Internet est souvent accusé d’anéantir la personnalité des autres, encourageant chacun à se considérer uniquement comme un individu complexe, digne d’empathie, et tous les autres comme de la racaille. C’est une lecture désastreuse, mais pas inexacte. Cependant, la conduite automobile devrait d’abord obtenir un certain crédit pour avoir fait de même.
Au volant, tous les autres sont une aggravation potentielle, un bonbon métallique qui attend de vous faire chier plutôt qu’une personne. L’anonymat de la route nous offre l’espace nécessaire pour être de petits tyrans ; cela nous met également en danger. Quelqu’un d’autre peut décider de refléter sur vous votre tyrannie perçue. La contrariété peut dégénérer en conflit. Un compagnon de voyage peut devenir quelque chose de plus sinistre.
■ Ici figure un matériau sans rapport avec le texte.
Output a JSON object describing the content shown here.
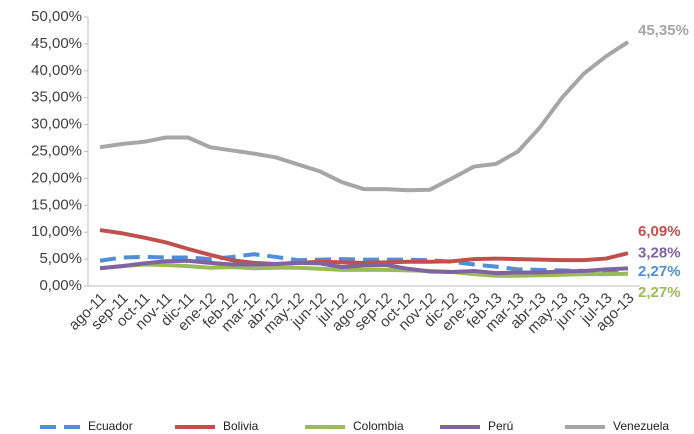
{
  "chart_data": {
    "type": "line",
    "categories": [
      "ago-11",
      "sep-11",
      "oct-11",
      "nov-11",
      "dic-11",
      "ene-12",
      "feb-12",
      "mar-12",
      "abr-12",
      "may-12",
      "jun-12",
      "jul-12",
      "ago-12",
      "sep-12",
      "oct-12",
      "nov-12",
      "dic-12",
      "ene-13",
      "feb-13",
      "mar-13",
      "abr-13",
      "may-13",
      "jun-13",
      "jul-13",
      "ago-13"
    ],
    "series": [
      {
        "name": "Ecuador",
        "color": "#4f8fd6",
        "dashed": true,
        "values": [
          4.7,
          5.3,
          5.4,
          5.3,
          5.3,
          5.0,
          5.4,
          5.9,
          5.4,
          4.8,
          4.9,
          5.0,
          4.9,
          4.9,
          4.9,
          4.8,
          4.5,
          4.0,
          3.6,
          3.1,
          3.0,
          2.9,
          2.8,
          2.6,
          2.27
        ],
        "value_labels": [
          null,
          null,
          null,
          null,
          null,
          null,
          null,
          null,
          null,
          null,
          null,
          null,
          null,
          null,
          null,
          null,
          null,
          null,
          null,
          null,
          null,
          null,
          null,
          null,
          "2,27%"
        ]
      },
      {
        "name": "Bolivia",
        "color": "#c0504d",
        "values": [
          10.4,
          9.8,
          9.0,
          8.1,
          6.9,
          5.8,
          4.8,
          4.3,
          4.1,
          4.3,
          4.5,
          4.4,
          4.3,
          4.4,
          4.5,
          4.5,
          4.6,
          5.0,
          5.1,
          5.0,
          4.9,
          4.8,
          4.8,
          5.1,
          6.09
        ],
        "value_labels": [
          null,
          null,
          null,
          null,
          null,
          null,
          null,
          null,
          null,
          null,
          null,
          null,
          null,
          null,
          null,
          null,
          null,
          null,
          null,
          null,
          null,
          null,
          null,
          null,
          "6,09%"
        ]
      },
      {
        "name": "Colombia",
        "color": "#9bbb59",
        "values": [
          3.3,
          3.7,
          4.0,
          3.9,
          3.7,
          3.4,
          3.5,
          3.3,
          3.4,
          3.4,
          3.2,
          3.0,
          3.0,
          3.0,
          2.9,
          2.8,
          2.6,
          2.2,
          1.9,
          1.9,
          2.0,
          2.1,
          2.2,
          2.2,
          2.27
        ],
        "value_labels": [
          null,
          null,
          null,
          null,
          null,
          null,
          null,
          null,
          null,
          null,
          null,
          null,
          null,
          null,
          null,
          null,
          null,
          null,
          null,
          null,
          null,
          null,
          null,
          null,
          "2,27%"
        ]
      },
      {
        "name": "Perú",
        "color": "#8064a2",
        "values": [
          3.3,
          3.7,
          4.2,
          4.6,
          4.7,
          4.3,
          4.0,
          4.0,
          4.1,
          4.3,
          4.2,
          3.5,
          3.8,
          3.9,
          3.2,
          2.7,
          2.6,
          2.8,
          2.4,
          2.5,
          2.5,
          2.7,
          2.8,
          3.1,
          3.28
        ],
        "value_labels": [
          null,
          null,
          null,
          null,
          null,
          null,
          null,
          null,
          null,
          null,
          null,
          null,
          null,
          null,
          null,
          null,
          null,
          null,
          null,
          null,
          null,
          null,
          null,
          null,
          "3,28%"
        ]
      },
      {
        "name": "Venezuela",
        "color": "#a6a6a6",
        "values": [
          25.8,
          26.4,
          26.8,
          27.6,
          27.6,
          25.8,
          25.2,
          24.6,
          23.9,
          22.6,
          21.3,
          19.3,
          18.0,
          18.0,
          17.8,
          17.9,
          20.0,
          22.2,
          22.7,
          25.0,
          29.5,
          35.0,
          39.5,
          42.7,
          45.35
        ],
        "value_labels": [
          null,
          null,
          null,
          null,
          null,
          null,
          null,
          null,
          null,
          null,
          null,
          null,
          null,
          null,
          null,
          null,
          null,
          null,
          null,
          null,
          null,
          null,
          null,
          null,
          "45,35%"
        ]
      }
    ],
    "ylim": [
      0,
      50
    ],
    "yticks": [
      {
        "value": 0,
        "label": "0,00%"
      },
      {
        "value": 5,
        "label": "5,00%"
      },
      {
        "value": 10,
        "label": "10,00%"
      },
      {
        "value": 15,
        "label": "15,00%"
      },
      {
        "value": 20,
        "label": "20,00%"
      },
      {
        "value": 25,
        "label": "25,00%"
      },
      {
        "value": 30,
        "label": "30,00%"
      },
      {
        "value": 35,
        "label": "35,00%"
      },
      {
        "value": 40,
        "label": "40,00%"
      },
      {
        "value": 45,
        "label": "45,00%"
      },
      {
        "value": 50,
        "label": "50,00%"
      }
    ],
    "grid": false,
    "legend": "bottom"
  }
}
C’est important que Seul commence sur la route. Le thriller minimaliste de 2020, désormais diffusé sur Netflix, s’appuie sur le tri archétypal que le cerveau effectue au volant, enfermant immédiatement le spectateur à un niveau primal avec son incident incitatif. Une femme effectue un long voyage sur des routes isolées, tirant une remorque derrière sa voiture raisonnable chargée de tous ses biens pour un déménagement. Elle essaie de contourner un SUV vert. Le SUV accélère, refusant de la laisser passer et la forçant presque à monter dans un camion venant en sens inverse. C’est effrayant et exaspérant, mais ensuite elle s’en remet… jusqu’à ce qu’elle continue de voir le même SUV vert.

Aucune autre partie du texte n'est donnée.